Cina. Stop alla politica del figlio unico: per rilanciare lo sviluppo via libera al secondo bebè per ogni coppia

cina due figliLa Cina abolisce la politica del figlio unico. Dopo 37 anni le coppie potranno mettere al mondo due bambini. Non di più, però, a dimostrazione del fatto che la pianificazione delle nascite non è interrotta del tutto, ma solo allentata. Generare un secondo figlio, tuttavia, non è solo una possibilità: è caldamente consigliato. Lo ha deciso giovedì 29 ottobre il governo di Pechino al termine del quindi Plenum del Comitato centrale del Partito Comunista da quando è presidente Xi Jinping.

La motivazione principale di tale scelta è socio-economica. La fase di crescita appare ultimamente molto rallentata, la popolazione invecchia velocemente e la forza lavoro si sta pericolosamente restringendo. Qualcosa in più di campanelli d’allarme per un Paese che  da “fabbrica del mondo” vuole diventare “mercato del pianeta” secondo logiche capitalistiche. Gli operai devono trasformarsi in manager, i villaggi rurali in metropoli hi-tech, il comunismo proletario in capitalismo di Stato. Insomma, non servono semplicemente più cinesi: occorrono giovani e propensi al consumo. L’obiettivo dichiarato è un incremento di 10 milioni di neonati all’anno fino al 2020, il minimo per sostenere la grande urbanizzazione del Paese.

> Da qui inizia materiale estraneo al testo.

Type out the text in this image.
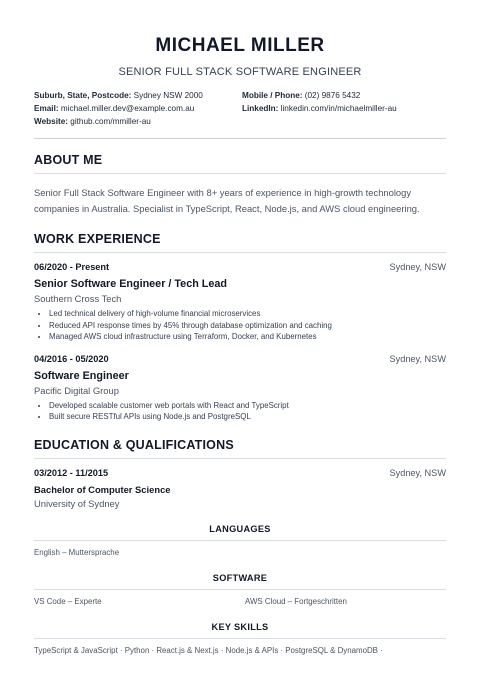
MICHAEL MILLER
SENIOR FULL STACK SOFTWARE ENGINEER
Suburb, State, Postcode: Sydney NSW 2000	Mobile / Phone: (02) 9876 5432
Email: michael.miller.dev@example.com.au	LinkedIn: linkedin.com/in/michaelmiller-au
Website: github.com/mmiller-au
ABOUT ME
Senior Full Stack Software Engineer with 8+ years of experience in high-growth technology companies in Australia. Specialist in TypeScript, React, Node.js, and AWS cloud engineering.
WORK EXPERIENCE
06/2020 - Present	Sydney, NSW
Senior Software Engineer / Tech Lead
Southern Cross Tech
• Led technical delivery of high-volume financial microservices
• Reduced API response times by 45% through database optimization and caching
• Managed AWS cloud infrastructure using Terraform, Docker, and Kubernetes
04/2016 - 05/2020	Sydney, NSW
Software Engineer
Pacific Digital Group
• Developed scalable customer web portals with React and TypeScript
• Built secure RESTful APIs using Node.js and PostgreSQL
EDUCATION & QUALIFICATIONS
03/2012 - 11/2015	Sydney, NSW
Bachelor of Computer Science
University of Sydney
LANGUAGES
English – Muttersprache
SOFTWARE
VS Code – Experte	AWS Cloud – Fortgeschritten
KEY SKILLS
TypeScript & JavaScript · Python · React.js & Next.js · Node.js & APIs · PostgreSQL & DynamoDB ·
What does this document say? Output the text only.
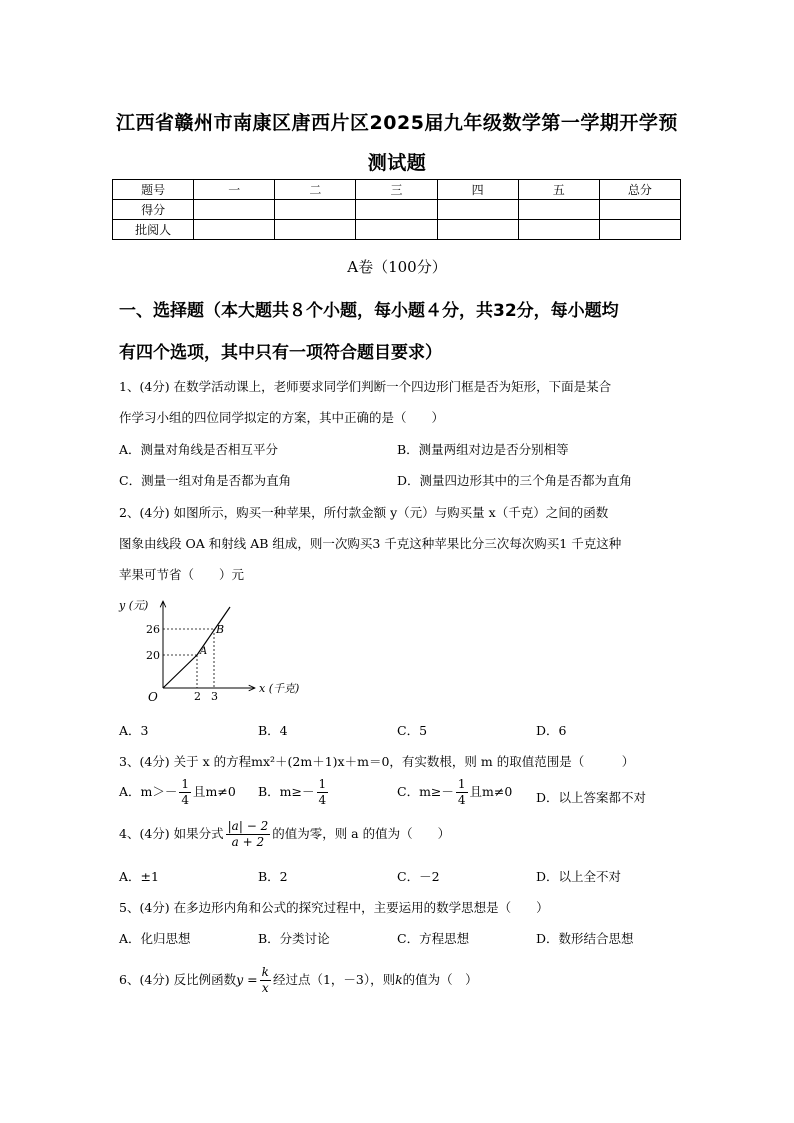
江西省赣州市南康区唐西片区2025届九年级数学第一学期开学预
测试题
题号	一	二	三	四	五	总分
得分						
批阅人						
A卷（100分）
一、选择题（本大题共８个小题，每小题４分，共32分，每小题均
有四个选项，其中只有一项符合题目要求）
1、(4分) 在数学活动课上，老师要求同学们判断一个四边形门框是否为矩形，下面是某合
作学习小组的四位同学拟定的方案，其中正确的是（　　）
A．测量对角线是否相互平分	B．测量两组对边是否分别相等
C．测量一组对角是否都为直角	D．测量四边形其中的三个角是否都为直角
2、(4分) 如图所示，购买一种苹果，所付款金额 y（元）与购买量 x（千克）之间的函数
图象由线段 OA 和射线 AB 组成，则一次购买3 千克这种苹果比分三次每次购买1 千克这种
苹果可节省（　　）元
y (元)
x (千克)
O
26
20
2 3
A
B
A．3	B．4	C．5	D．6
3、(4分) 关于 x 的方程mx²＋(2m＋1)x＋m＝0，有实数根，则 m 的取值范围是（　　　）
A．$m>- \frac{1}{4}$ 且m≠0 B．$m\ge- \frac{1}{4}$	C．$m\ge- \frac{1}{4}$ 且m≠0 D．以上答案都不对
4、(4分) 如果分式 $\frac{|a| - 2}{a + 2}$ 的值为零，则 a 的值为（　　）
A．±1	B．2	C．－2	D．以上全不对
5、(4分) 在多边形内角和公式的探究过程中，主要运用的数学思想是（　　）
A．化归思想	B．分类讨论	C．方程思想	D．数形结合思想
6、(4分) 反比例函数$y = \frac{k}{x}$ 经过点（1，－3），则k的值为（　）
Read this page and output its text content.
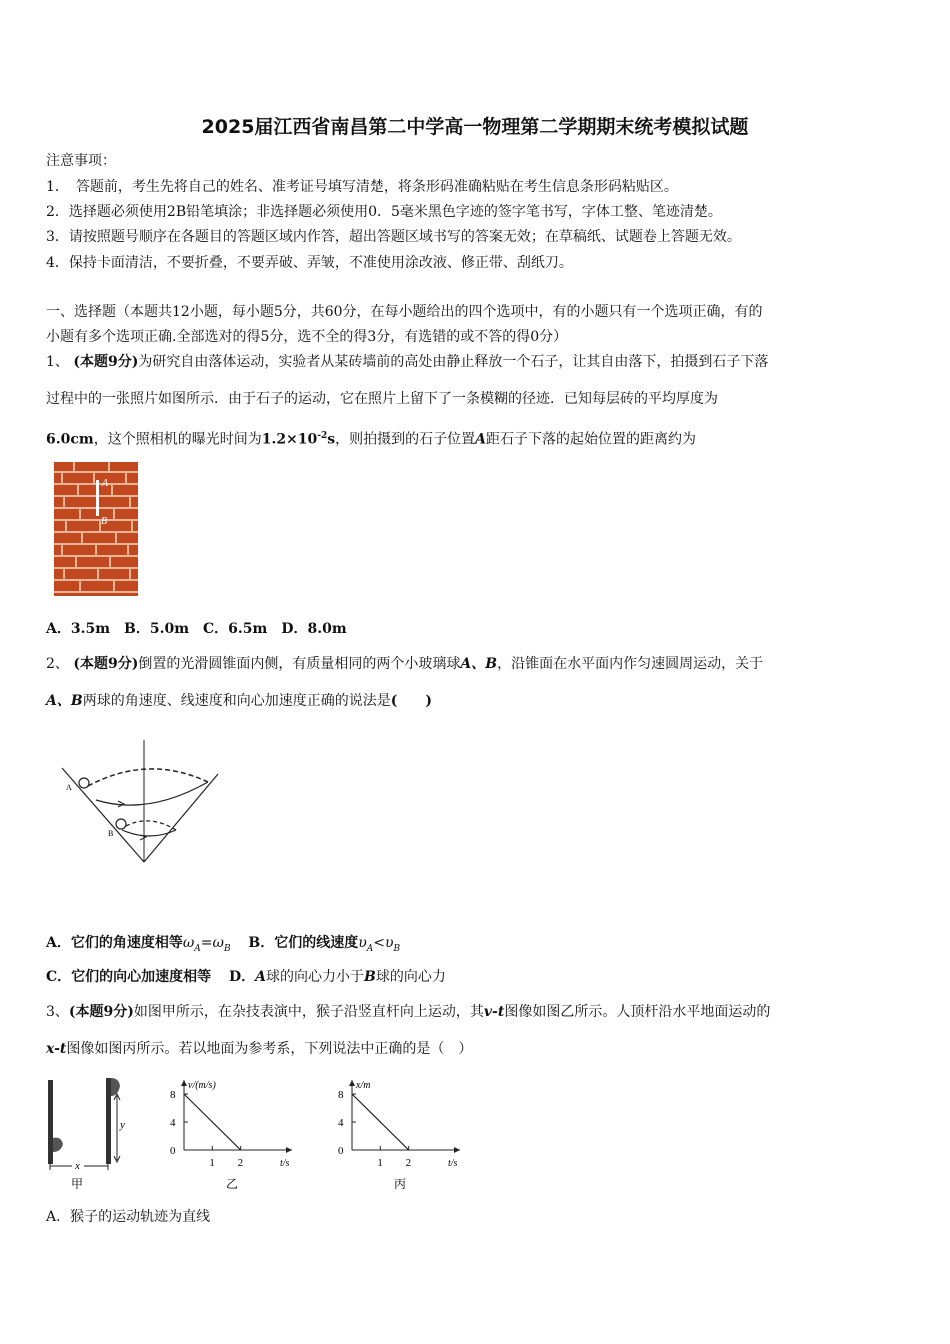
2025届江西省南昌第二中学高一物理第二学期期末统考模拟试题
注意事项：
1．　答题前，考生先将自己的姓名、准考证号填写清楚，将条形码准确粘贴在考生信息条形码粘贴区。
2．选择题必须使用2B铅笔填涂；非选择题必须使用0．5毫米黑色字迹的签字笔书写，字体工整、笔迹清楚。
3．请按照题号顺序在各题目的答题区域内作答，超出答题区域书写的答案无效；在草稿纸、试题卷上答题无效。
4．保持卡面清洁，不要折叠，不要弄破、弄皱，不准使用涂改液、修正带、刮纸刀。
一、选择题（本题共12小题，每小题5分，共60分，在每小题给出的四个选项中，有的小题只有一个选项正确，有的
小题有多个选项正确.全部选对的得5分，选不全的得3分，有选错的或不答的得0分）
1、 (本题9分)为研究自由落体运动，实验者从某砖墙前的高处由静止释放一个石子，让其自由落下，拍摄到石子下落
过程中的一张照片如图所示．由于石子的运动，它在照片上留下了一条模糊的径迹．已知每层砖的平均厚度为
6.0cm，这个照相机的曝光时间为$1.2\times 10^{-2}s$，则拍摄到的石子位置A距石子下落的起始位置的距离约为
A
B
A．3.5m　B．5.0m　C．6.5m　D．8.0m
2、 (本题9分)倒置的光滑圆锥面内侧，有质量相同的两个小玻璃球A、B，沿锥面在水平面内作匀速圆周运动，关于
A、B两球的角速度、线速度和向心加速度正确的说法是(　　)
A
B
A．它们的角速度相等$\omega_A=\omega_B$ B．它们的线速度$\upsilon_A<\upsilon_B$
C．它们的向心加速度相等 D．A球的向心力小于B球的向心力
3、(本题9分)如图甲所示，在杂技表演中，猴子沿竖直杆向上运动，其v-t图像如图乙所示。人顶杆沿水平地面运动的
x-t图像如图丙所示。若以地面为参考系，下列说法中正确的是（　）
y
x
甲
v/(m/s)
t/s
0
4
8
1 2
乙
x/m
t/s
0
4
8
1 2
丙
A．猴子的运动轨迹为直线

La politica del figlio unico entrò in vigore nel 1979 con Deng Xiaoping, ufficialmente per contenere la popolazione considerata eccedente rispetto alla pianificazione delle risorse. Salvo rare eccezioni, consentiva un solo figlio per coppia. Alla Cina di quei tempi servivano braccia per l’agricoltura. Il risultato è stato drammatico. La predilezione per il figlio maschio e la conseguente preselezione sessuale ha portato il grande Paese asiatico a essere quello con il più forte squilibrio tra i sessi. Le statistiche segnalano un rapporto  di 118 maschi ogni 100 femmine, che nei villaggi rurali raggiunge il picco di 135 a 100. In 36 anni gli aborti forzati in Cina sarebbero stati 336 milioni, senza contare le drammatiche proporzioni del fenomeno dell’abbandono delle neonate.

Oggi il tasso di natalità cinese è il più basso del mondo: 0,8%. Ogni famiglia genera 1,18 neonati, contro i 2,5 a livello mondiale. Gli over 60 sono già oltre 200 milioni e si prevede che saliranno a 430 milioni nel 2050. Si tratta dell’invecchiamento più rapido della storia e il Paese ha bisogno di giovani operai che mantengano i genitori anziani. Anche perché, al ritmo attuale, nel 2030 la Cina avrà 67 milioni di lavoratori in meno e 210 milioni di pensionati in più.

Un’inversione di tendenza era quanto mai necessaria. Un’urgenza che il governo di Pechino ha già avvertito tempo prima dell’abolizione della politica del figlio unico che rappresenta solo il punto conclusivo di una rivoluzione voluta da Xi Jinping. Già da gennaio 2014, infatti, le coppie in cui uno dei componenti fosse figlio unico avrebbero potuto iniziare a presentare domanda per mettere al mondo un secondo figlio. Questa prima liberalizzazione, però, ebbe risultati modesti. Solo 7 coppie su 10 hanno approfittato della concessione. In termini assoluti ciò si è tradotti in soli 30 milioni di cinesi in più in 2 anni. Dal 1979 a oggi, evidentemente, si è radicata anche in Cina una certa mentalità anti-natalista tipica dell’Occidente.

Ora, la necessità di prevenire lo stallo del processo di sviluppo ha convinto il governo di Pechino a rivedere definitivamente la controversa normativa e approvare un nuovo regolamento che permette a tutte le coppie di avere due figli.